Just because of our schedules and kids (13 between the three of us) lunch plans are frequently rescheduled (today’s lunch took three tries? I think?) but when we all sit down, sans children, it gives us a chance to reconnect, catch up and laugh. Oh, do we ever laugh. Sometimes at the most inappropriate things, but that’s how we roll.
Today’s lunch was a lovely Panera offering of soups and sandwiches, which also included topics ranging from two kids hoping to make student council at school; the often-inappropriate things that pop out of teen boys’mouths; school field trips; family drama; teenagers and their nonchalant views on how the world really works; kids’ challenges and disappointments; antics from overly-dramatic children; catching up on what’s going on with mutual friends… the list goes on.
During our conversation, we realized how funny it is that we find ourselves laughing at things that might have most parents stunned speechless or paralyzed with shock. Are we bad moms? Most definitely not. Is that how we maintain our sanity? Most definitely so.
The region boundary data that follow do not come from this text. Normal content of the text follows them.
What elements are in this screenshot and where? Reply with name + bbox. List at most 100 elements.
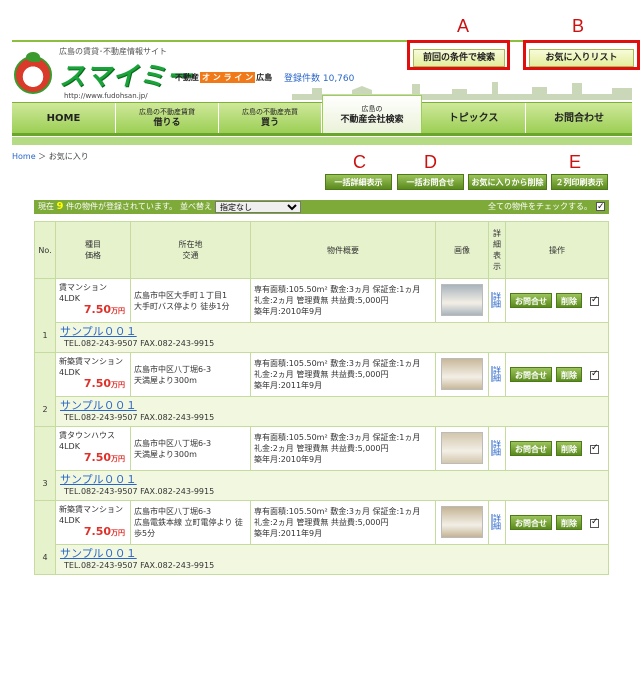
row-checkbox[interactable] xyxy=(590,443,599,454)
breadcrumb-current: お気に入り xyxy=(48,152,89,161)
row-price-unit: 万円 xyxy=(111,529,125,537)
nav-topics[interactable]: トピックス xyxy=(422,103,526,133)
table-row: 3 賃タウンハウス 4LDK 7.50万円 広島市中区八丁堀6-3 天満屋より300m 専有… xyxy=(34,426,609,501)
row-price: 7.50万円 xyxy=(59,452,127,465)
row-price: 7.50万円 xyxy=(59,378,127,391)
nav-subbar xyxy=(12,137,632,145)
header-price-label: 価格 xyxy=(85,251,101,260)
header-type-label: 種目 xyxy=(85,240,101,249)
nav-contact[interactable]: お問合わせ xyxy=(526,103,632,133)
row-access: 大手町バス停より 徒歩1分 xyxy=(134,301,230,311)
nav-company-search[interactable]: 広島の 不動産会社検索 xyxy=(322,95,422,133)
shop-name-link[interactable]: サンプル００１ xyxy=(60,547,604,560)
shop-name-link[interactable]: サンプル００１ xyxy=(60,473,604,486)
property-thumbnail[interactable] xyxy=(441,357,483,390)
nav-home[interactable]: HOME xyxy=(12,103,116,133)
annotation-d: D xyxy=(424,152,437,172)
breadcrumb-home[interactable]: Home xyxy=(12,152,36,161)
shop-tel: TEL.082-243-9507 FAX.082-243-9915 xyxy=(64,487,215,496)
sub-brand: 不動産オ ン ラ イ ン広島 xyxy=(175,72,272,83)
row-spec-1: 専有面積:105.50m² 敷金:3ヵ月 保証金:1ヵ月 xyxy=(254,507,421,516)
nav-rent-sub: 広島の不動産賃貸 xyxy=(139,108,195,116)
annotation-b: B xyxy=(572,16,585,36)
row-type: 新築賃マンション xyxy=(59,357,123,366)
sort-select[interactable]: 指定なし xyxy=(215,201,301,213)
row-detail-cell: 詳細 xyxy=(488,278,506,323)
property-thumbnail[interactable] xyxy=(441,431,483,464)
header-image: 画像 xyxy=(435,221,489,279)
row-address: 広島市中区八丁堀6-3 xyxy=(134,364,212,374)
row-checkbox[interactable] xyxy=(590,369,599,380)
table-row: 1 賃マンション 4LDK 7.50万円 広島市中区大手町１丁目1 大手町バス停より 徒歩… xyxy=(34,278,609,353)
favorites-table: No. 種目 価格 所在地 交通 物件概要 画像 詳細表示 操作 1 賃マンション 4L… xyxy=(34,221,609,575)
nav-rent[interactable]: 広島の不動産賃貸 借りる xyxy=(116,103,219,133)
row-summary-cell: 専有面積:105.50m² 敷金:3ヵ月 保証金:1ヵ月 礼金:2ヵ月 管理費無 … xyxy=(250,352,436,397)
logo-icon[interactable] xyxy=(14,52,52,94)
property-thumbnail[interactable] xyxy=(441,283,483,316)
row-price-value: 7.50 xyxy=(83,377,111,390)
row-shop-cell: サンプル００１ TEL.082-243-9507 FAX.082-243-9915 xyxy=(55,396,609,427)
row-spec-1: 専有面積:105.50m² 敷金:3ヵ月 保証金:1ヵ月 xyxy=(254,285,421,294)
detail-link[interactable]: 詳細 xyxy=(492,292,503,308)
inquiry-button[interactable]: お問合せ xyxy=(510,515,552,530)
header-summary: 物件概要 xyxy=(250,221,436,279)
inquiry-button[interactable]: お問合せ xyxy=(510,293,552,308)
status-bar: 現在 9 件の物件が登録されています。 並べ替え 指定なし 全ての物件をチェック… xyxy=(34,200,609,214)
table-row: 2 新築賃マンション 4LDK 7.50万円 広島市中区八丁堀6-3 天満屋より300m 専… xyxy=(34,352,609,427)
delete-button[interactable]: 削除 xyxy=(556,293,582,308)
row-type: 新築賃マンション xyxy=(59,505,123,514)
row-image-cell xyxy=(435,426,489,471)
row-spec-3: 築年月:2011年9月 xyxy=(254,381,323,390)
sub-brand-suffix: 広島 xyxy=(256,73,273,82)
shop-name-link[interactable]: サンプル００１ xyxy=(60,399,604,412)
site-logo[interactable]: スマイミー xyxy=(59,56,193,93)
inquiry-button[interactable]: お問合せ xyxy=(510,441,552,456)
row-price: 7.50万円 xyxy=(59,304,127,317)
row-image-cell xyxy=(435,500,489,545)
delete-button[interactable]: 削除 xyxy=(556,441,582,456)
row-type-cell: 新築賃マンション 4LDK 7.50万円 xyxy=(55,352,131,397)
property-thumbnail[interactable] xyxy=(441,505,483,538)
check-all-checkbox[interactable] xyxy=(596,200,605,214)
remove-favorites-button[interactable]: お気に入りから削除 xyxy=(468,174,547,190)
detail-link[interactable]: 詳細 xyxy=(492,440,503,456)
row-shop-cell: サンプル００１ TEL.082-243-9507 FAX.082-243-9915 xyxy=(55,544,609,575)
row-detail-cell: 詳細 xyxy=(488,426,506,471)
row-price-value: 7.50 xyxy=(83,451,111,464)
delete-button[interactable]: 削除 xyxy=(556,367,582,382)
shop-tel: TEL.082-243-9507 FAX.082-243-9915 xyxy=(64,561,215,570)
row-checkbox[interactable] xyxy=(590,517,599,528)
delete-button[interactable]: 削除 xyxy=(556,515,582,530)
row-spec-1: 専有面積:105.50m² 敷金:3ヵ月 保証金:1ヵ月 xyxy=(254,433,421,442)
nav-topics-label: トピックス xyxy=(448,112,499,124)
row-summary-cell: 専有面積:105.50m² 敷金:3ヵ月 保証金:1ヵ月 礼金:2ヵ月 管理費無 … xyxy=(250,278,436,323)
status-suffix: 件の物件が登録されています。 xyxy=(66,202,178,211)
row-type: 賃タウンハウス xyxy=(59,431,115,440)
row-type-cell: 新築賃マンション 4LDK 7.50万円 xyxy=(55,500,131,545)
detail-link[interactable]: 詳細 xyxy=(492,366,503,382)
print-2col-button[interactable]: ２列印刷表示 xyxy=(551,174,608,190)
row-summary-cell: 専有面積:105.50m² 敷金:3ヵ月 保証金:1ヵ月 礼金:2ヵ月 管理費無 … xyxy=(250,500,436,545)
row-spec-2: 礼金:2ヵ月 管理費無 共益費:5,000円 xyxy=(254,518,389,527)
row-price: 7.50万円 xyxy=(59,526,127,539)
table-row: 4 新築賃マンション 4LDK 7.50万円 広島市中区八丁堀6-3 広島電鉄本線 立町電… xyxy=(34,500,609,575)
main-nav: HOME 広島の不動産賃貸 借りる 広島の不動産売買 買う 広島の 不動産会社検索 ト… xyxy=(12,95,632,136)
row-address: 広島市中区大手町１丁目1 xyxy=(134,290,228,300)
inquiry-button[interactable]: お問合せ xyxy=(510,367,552,382)
row-address-cell: 広島市中区八丁堀6-3 天満屋より300m xyxy=(130,426,251,471)
detail-link[interactable]: 詳細 xyxy=(492,514,503,530)
row-ops-cell: お問合せ 削除 xyxy=(505,500,609,545)
table-header-row: No. 種目 価格 所在地 交通 物件概要 画像 詳細表示 操作 xyxy=(34,221,609,279)
row-checkbox[interactable] xyxy=(590,295,599,306)
shop-name-link[interactable]: サンプル００１ xyxy=(60,325,604,338)
favorites-list-button[interactable]: お気に入りリスト xyxy=(529,49,634,67)
prev-search-button[interactable]: 前回の条件で検索 xyxy=(413,49,505,67)
row-spec-2: 礼金:2ヵ月 管理費無 共益費:5,000円 xyxy=(254,370,389,379)
check-all-label: 全ての物件をチェックする。 xyxy=(488,202,592,211)
row-detail-cell: 詳細 xyxy=(488,500,506,545)
bulk-inquiry-button[interactable]: 一括お問合せ xyxy=(397,174,464,190)
bulk-detail-button[interactable]: 一括詳細表示 xyxy=(325,174,392,190)
row-price-unit: 万円 xyxy=(111,381,125,389)
nav-buy[interactable]: 広島の不動産売買 買う xyxy=(219,103,322,133)
nav-rent-label: 借りる xyxy=(153,118,181,128)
We are smart, strong women, helping raise 13 children to be good, responsible young adults – the kind of children you eventually feel pretty good about letting loose on the world. Juggling work and family life can be tricky, and is almost always chaotic. But we do it. Every day. Every week. Every month, and so on. And we do this with in partnership with three pretty great husbands, too.
So, while this post is a shout-out to two wonderful friends laced with my thanks for a.) being my friends, and b.) making my crazy life feel normal… I probably have to explain the title of this post. It ties into the “two kids hoping to make student council at school,” reference. Apparently, at Jenn’s daughters’ school, the parents of kids who make it onto student council find themselves automatically scheduled to go to the school and pop popcorn. (Which I completely forgot to ask why, but that can be addressed at our next lunch.) It was a statement that made us laugh, because … seriously?! The school tells you when you have to come in and help? Oy vey. As if schedules and calendars aren’t already filled to the brim...I can’t even begin to imagine my own response if I received a note like that.
My response just might be classified as an “inappropriate thing that might pop out of teen boys’ mouths.”